GBTA has been closely following developments with the Visa Waiver Program (VWP) as steps have been taken to continue to strengthen this important security program. The VWP is a critically important element in America’s efforts to protect our homeland. Since its inception in 1986, it has evolved into a comprehensive security partnership with our closest allies and prevents tens of thousands of unauthorized visitors from entering our country every year.
Yesterday, U.S. Customs and Border Protection announced additional enhancements to the Electronic System for Travel Authorization (ESTA), as part of the continued implementation of the Visa Waiver Program Improvement and Terrorist Travel Prevention Act of 2015 (the Act).
As a result of the law, travelers in the following categories are no longer eligible to travel or be admitted to the United States under the Visa Waiver Program (VWP):
- Nationals of VWP countries who have been present in Iraq, Syria, or countries listed under specified designation lists (currently including Iran and Sudan) at any time on or after March 1, 2011 (with limited government/military exceptions).
- Nationals of VWP countries who are also nationals of Iraq, Syria, Iran, or Sudan.
As part of the implementation, as of today an updated ESTA application form is now available. The new form contains additional questions to address the travel eligibility requirements called for in the Act as well as a FAQ for who is effected and what steps said people should take.

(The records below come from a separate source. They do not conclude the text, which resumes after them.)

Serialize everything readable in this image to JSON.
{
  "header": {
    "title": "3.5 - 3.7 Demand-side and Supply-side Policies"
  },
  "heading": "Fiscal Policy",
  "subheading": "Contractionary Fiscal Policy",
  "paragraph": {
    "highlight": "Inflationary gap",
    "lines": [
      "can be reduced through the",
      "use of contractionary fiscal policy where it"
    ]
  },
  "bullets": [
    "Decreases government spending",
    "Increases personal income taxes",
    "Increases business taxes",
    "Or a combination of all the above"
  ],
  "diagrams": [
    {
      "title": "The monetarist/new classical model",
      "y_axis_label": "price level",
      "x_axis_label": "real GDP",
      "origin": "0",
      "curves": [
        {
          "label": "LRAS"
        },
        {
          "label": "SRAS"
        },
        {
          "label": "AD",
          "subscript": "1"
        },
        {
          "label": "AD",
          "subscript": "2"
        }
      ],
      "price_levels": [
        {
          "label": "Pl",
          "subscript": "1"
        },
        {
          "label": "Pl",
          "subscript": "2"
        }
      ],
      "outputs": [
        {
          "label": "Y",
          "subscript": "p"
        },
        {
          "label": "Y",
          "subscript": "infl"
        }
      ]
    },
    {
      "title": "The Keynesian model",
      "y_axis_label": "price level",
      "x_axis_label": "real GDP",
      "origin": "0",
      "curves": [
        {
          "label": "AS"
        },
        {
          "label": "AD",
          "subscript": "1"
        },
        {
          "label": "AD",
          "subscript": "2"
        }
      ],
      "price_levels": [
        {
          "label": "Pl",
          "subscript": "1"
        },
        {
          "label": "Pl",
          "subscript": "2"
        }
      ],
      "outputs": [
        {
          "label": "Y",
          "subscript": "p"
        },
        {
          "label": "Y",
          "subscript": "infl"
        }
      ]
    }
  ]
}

According to reports, DHS continues to review the security of the Visa Waiver Program, the threat environment, and potential vulnerabilities. These recent measures are the latest in a series of actions over the past 15 months to strengthen the security of the VWP and ensure the Program’s requirements are commensurate with the growing threat from foreign terrorist fighters, many of whom are nationals of VWP countries. And the new issuance stresses that Individuals will still be able to apply for a visa using the regular immigration process at U.S. embassies or consulates.
Current ESTA holders should check their ESTA status prior to travel on CBP’s website, esta.cbp.dhs.gov. If a traveler needs to speak to someone immediately, they may contact the CBP information Center, www.cbp.gov/contact or their closest U.S. embassy or consulate.
Information on visa applications can be found at travel.state.gov.